IN THE CLASSROOM – YEAR 5B WITH MR STOFFBERG & MRS INGLIS

5B has a priority list in class – a list that clearly sets out what is important in life and study. And reading tops that list. So, it was no surprise that Year 5B students agreed to an ambitious reading target at the beginning of the year. The target: to read 20 million words by the end of Term Four. At the time of writing this letter, 5B was nearing 18 million words. This amounts to a staggering total of 695 books … and we’re still going strong!

To keep this target on track, 5B faced two mini targets. The first was the Autumn Holiday Reading Challenge, which saw students read a remarkable 4 million words – in their own time during their first holiday of the year. The second was the Winter Holiday Reading Challenge, which accumulated a fabulous 2 million words – again, all in their own time during the second holiday. This dedication has been a pleasure to observe, and one which will leave these students with a set of impressive reading skills … and hours of pleasurable memories experienced in the world of the stories they have read.

Included in this huge display of personal reading, 5B have found time to read several fantastic class novels too, which have included The Lion, The Witch and The Wardrobe, Holes, Finding Gobi (our first non-fiction book), Wonder, Paper Planes, Wolf Brother, The Invention of Hugo Cabret, The Adventures of Tintin and Artemis Fowl.

Their conquests on the academic front have also included several fantastic awards in Mathematics. As part of the Matific Maths Games, a Maths competition across Australia and New Zealand, 5B came first in Australia in the Year 5 category. This included six students from 5B securing a placing in the Top Ten Leader Board in Australia. Although this placing was the third overall in their category, 5B’s final score was the third-highest of the entire competition.

5B also won Top Class, an internal Maths competition. 5B’s average score placed them well in the lead from the onset, which they held confidently throughout the competition.

Another highlight of the year was 5B’s Assembly Presentation, which was centred on the true story of a young boy in Uganda, who had a massive influence on his family and village after becoming a Christian.

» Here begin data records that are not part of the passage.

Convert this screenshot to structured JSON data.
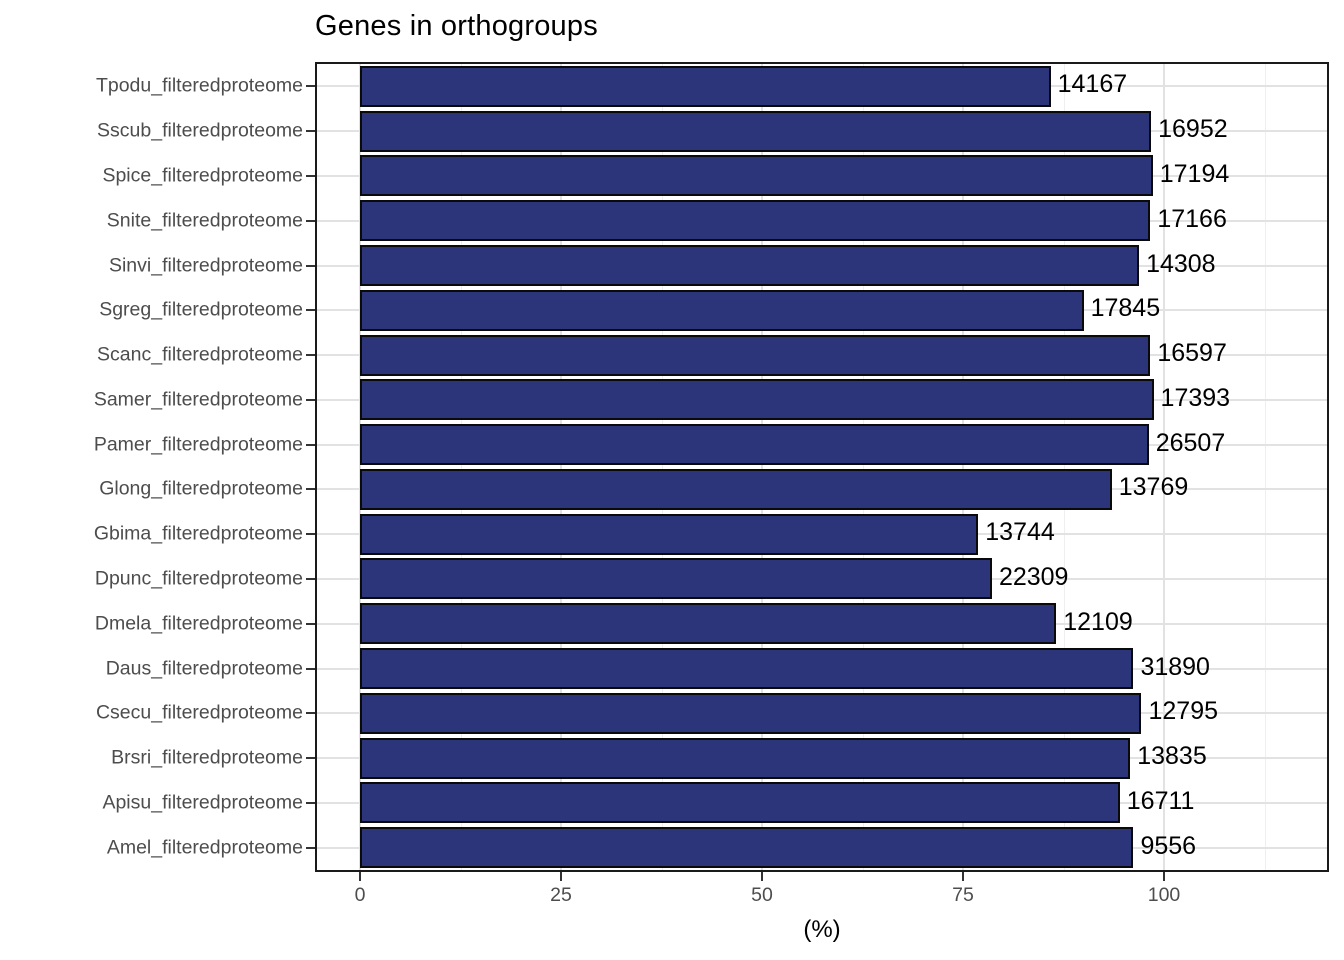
{
  "title": "Genes in orthogroups",
  "axis": {
    "xlabel": "(%)"
  },
  "colors": {
    "bar_fill": "#2c347a",
    "bar_border": "#0a0a0a",
    "panel_border": "#1a1a1a",
    "grid_major": "#e2e2e2",
    "grid_minor": "#efefef",
    "axis_text": "#4d4d4d",
    "label_text": "#000000"
  },
  "chart_data": {
    "type": "bar",
    "orientation": "horizontal",
    "title": "Genes in orthogroups",
    "xlabel": "(%)",
    "xlim": [
      0,
      120
    ],
    "grid": true,
    "x_major_ticks": [
      0,
      25,
      50,
      75,
      100
    ],
    "x_minor_ticks": [
      12.5,
      37.5,
      62.5,
      87.5,
      112.5
    ],
    "categories": [
      "Tpodu_filteredproteome",
      "Sscub_filteredproteome",
      "Spice_filteredproteome",
      "Snite_filteredproteome",
      "Sinvi_filteredproteome",
      "Sgreg_filteredproteome",
      "Scanc_filteredproteome",
      "Samer_filteredproteome",
      "Pamer_filteredproteome",
      "Glong_filteredproteome",
      "Gbima_filteredproteome",
      "Dpunc_filteredproteome",
      "Dmela_filteredproteome",
      "Daus_filteredproteome",
      "Csecu_filteredproteome",
      "Brsri_filteredproteome",
      "Apisu_filteredproteome",
      "Amel_filteredproteome"
    ],
    "series": [
      {
        "name": "percent_genes_in_orthogroups",
        "values": [
          85.9,
          98.4,
          98.6,
          98.3,
          96.9,
          90.0,
          98.3,
          98.7,
          98.1,
          93.5,
          76.9,
          78.6,
          86.6,
          96.2,
          97.2,
          95.8,
          94.5,
          96.2
        ]
      },
      {
        "name": "gene_count_labels",
        "values": [
          14167,
          16952,
          17194,
          17166,
          14308,
          17845,
          16597,
          17393,
          26507,
          13769,
          13744,
          22309,
          12109,
          31890,
          12795,
          13835,
          16711,
          9556
        ]
      }
    ]
  }
}
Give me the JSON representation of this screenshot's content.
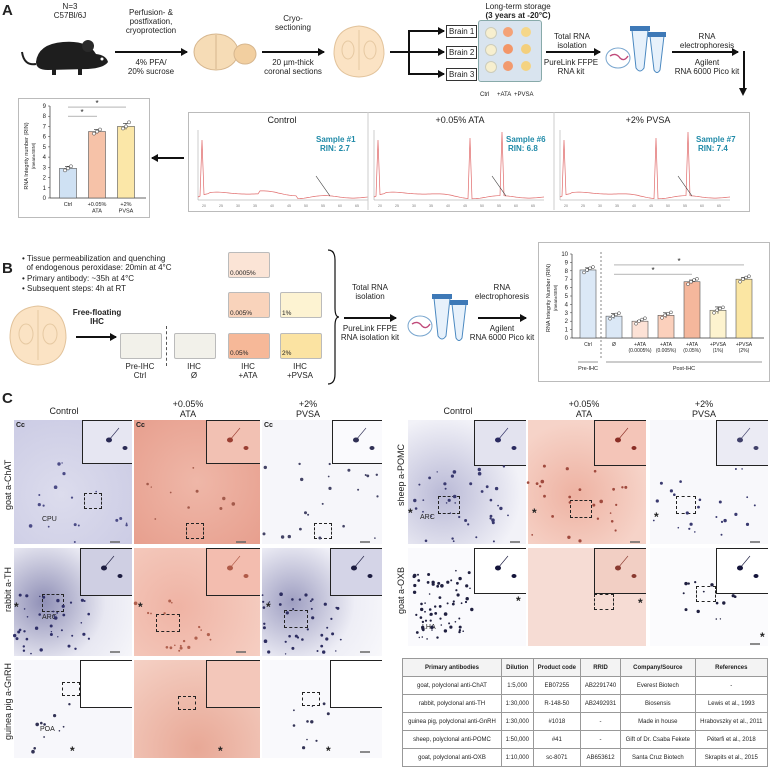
{
  "panelA": {
    "letter": "A",
    "mouse": {
      "line1": "N=3",
      "line2": "C57Bl/6J"
    },
    "step1": {
      "top": "Perfusion- &\npostfixation,\ncryoprotection",
      "bottom": "4% PFA/\n20% sucrose"
    },
    "step2": {
      "top": "Cryo-\nsectioning",
      "bottom": "20 µm-thick\ncoronal sections"
    },
    "brains": [
      "Brain 1",
      "Brain 2",
      "Brain 3"
    ],
    "storage": {
      "line1": "Long-term storage",
      "line2": "(3 years at -20°C)"
    },
    "plate_cols": [
      "Ctrl",
      "+ATA",
      "+PVSA"
    ],
    "step3": {
      "top": "Total RNA\nisolation",
      "bottom": "PureLink FFPE\nRNA kit"
    },
    "step4": {
      "top": "RNA\nelectrophoresis",
      "bottom": "Agilent\nRNA 6000 Pico kit"
    },
    "traces": [
      {
        "title": "Control",
        "sample": "Sample #1",
        "rin": "RIN: 2.7"
      },
      {
        "title": "+0.05% ATA",
        "sample": "Sample #6",
        "rin": "RIN: 6.8"
      },
      {
        "title": "+2% PVSA",
        "sample": "Sample #7",
        "rin": "RIN: 7.4"
      }
    ],
    "trace_ticks": [
      "20",
      "25",
      "30",
      "35",
      "40",
      "45",
      "50",
      "55",
      "60",
      "65"
    ],
    "star": "*"
  },
  "chartA": {
    "type": "bar",
    "categories": [
      "Ctrl",
      "+0.05%\nATA",
      "+2%\nPVSA"
    ],
    "values": [
      2.9,
      6.5,
      7.0
    ],
    "errors": [
      0.2,
      0.2,
      0.3
    ],
    "points": [
      [
        2.7,
        2.9,
        3.1
      ],
      [
        6.3,
        6.5,
        6.7
      ],
      [
        6.8,
        7.0,
        7.4
      ]
    ],
    "colors": [
      "#cfe1f3",
      "#f6c2a8",
      "#fbe7a8"
    ],
    "ylim": [
      0,
      9
    ],
    "yticks": [
      0,
      1,
      2,
      3,
      4,
      5,
      6,
      7,
      8,
      9
    ],
    "ylabel": "RNA Integrity number (RIN)",
    "ylabel2": "(mean±SEM)",
    "sig": [
      "*",
      "*"
    ]
  },
  "panelB": {
    "letter": "B",
    "bullets": [
      "Tissue permeabilization and quenching\n  of endogenous peroxidase: 20min at 4°C",
      "Primary antibody: ~35h at 4°C",
      "Subsequent steps: 4h at RT"
    ],
    "ihc_label": "Free-floating\nIHC",
    "dishes": [
      "Pre-IHC\nCtrl",
      "IHC\nØ",
      "IHC\n+ATA",
      "IHC\n+PVSA"
    ],
    "ata_conc": [
      "0.0005%",
      "0.005%",
      "0.05%"
    ],
    "pvsa_conc": [
      "1%",
      "2%"
    ],
    "step3": {
      "top": "Total RNA\nisolation",
      "bottom": "PureLink FFPE\nRNA isolation kit"
    },
    "step4": {
      "top": "RNA\nelectrophoresis",
      "bottom": "Agilent\nRNA 6000 Pico kit"
    }
  },
  "chartB": {
    "type": "bar",
    "categories": [
      "Ctrl",
      "Ø",
      "+ATA\n(0.0005%)",
      "+ATA\n(0.005%)",
      "+ATA\n(0.05%)",
      "+PVSA\n(1%)",
      "+PVSA\n(2%)"
    ],
    "values": [
      8.1,
      2.6,
      2.0,
      2.7,
      6.7,
      3.3,
      7.0
    ],
    "errors": [
      0.25,
      0.3,
      0.05,
      0.3,
      0.2,
      0.4,
      0.2
    ],
    "colors": [
      "#dbe8f6",
      "#dbe8f6",
      "#fde2d6",
      "#fbd0bc",
      "#f5b79c",
      "#fdf3cf",
      "#fbe6a3"
    ],
    "ylim": [
      0,
      10
    ],
    "yticks": [
      0,
      1,
      2,
      3,
      4,
      5,
      6,
      7,
      8,
      9,
      10
    ],
    "ylabel": "RNA Integrity Number (RIN)",
    "ylabel2": "(mean±SEM)",
    "group1": "Pre-IHC",
    "group2": "Post-IHC",
    "sig": [
      "*",
      "*"
    ]
  },
  "panelC": {
    "letter": "C",
    "colHeadersLeft": [
      "Control",
      "+0.05%\nATA",
      "+2%\nPVSA"
    ],
    "colHeadersRight": [
      "Control",
      "+0.05%\nATA",
      "+2%\nPVSA"
    ],
    "rowsLeft": [
      "goat a-ChAT",
      "rabbit a-TH",
      "guinea pig a-GnRH"
    ],
    "rowsRight": [
      "sheep a-POMC",
      "goat a-OXB"
    ],
    "regions": {
      "cc": "Cc",
      "cpu": "CPU",
      "arc": "ARC",
      "poa": "POA",
      "lha": "LHA"
    },
    "star": "*"
  },
  "table": {
    "headers": [
      "Primary antibodies",
      "Dilution",
      "Product code",
      "RRID",
      "Company/Source",
      "References"
    ],
    "rows": [
      [
        "goat, polyclonal anti-ChAT",
        "1:5,000",
        "EB07255",
        "AB2291740",
        "Everest Biotech",
        "-"
      ],
      [
        "rabbit, polyclonal anti-TH",
        "1:30,000",
        "R-148-50",
        "AB2492931",
        "Biosensis",
        "Lewis et al., 1993"
      ],
      [
        "guinea pig, polyclonal anti-GnRH",
        "1:30,000",
        "#1018",
        "-",
        "Made in house",
        "Hrabovszky et al., 2011"
      ],
      [
        "sheep, polyclonal anti-POMC",
        "1:50,000",
        "#41",
        "-",
        "Gift of Dr. Csaba Fekete",
        "Péterfi et al., 2018"
      ],
      [
        "goat, polyclonal anti-OXB",
        "1:10,000",
        "sc-8071",
        "AB653612",
        "Santa Cruz Biotech",
        "Skrapits et al., 2015"
      ]
    ]
  }
}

Students in the assembly were then challenged to follow in his footsteps by sharing the same wonderful news with others at home – news about a Saviour who, out of love, died for us, making a way for us to be made right with God – to be made righteous. This surely is the most important lesson in life to learn: that God made the One who did not know sin to be sin so that we might become the righteousness of God (2 Corinthians 5:21).

So back to our classroom priority list – there is one line that has stood above the importance of reading (… or Maths … or writing). Our relationship with God and keeping it right must come first in all we do. As the International Children’s Bible puts Matthew 6:33: The thing you should want most is God’s kingdom and doing what God wants. Then all these other things will be given to you.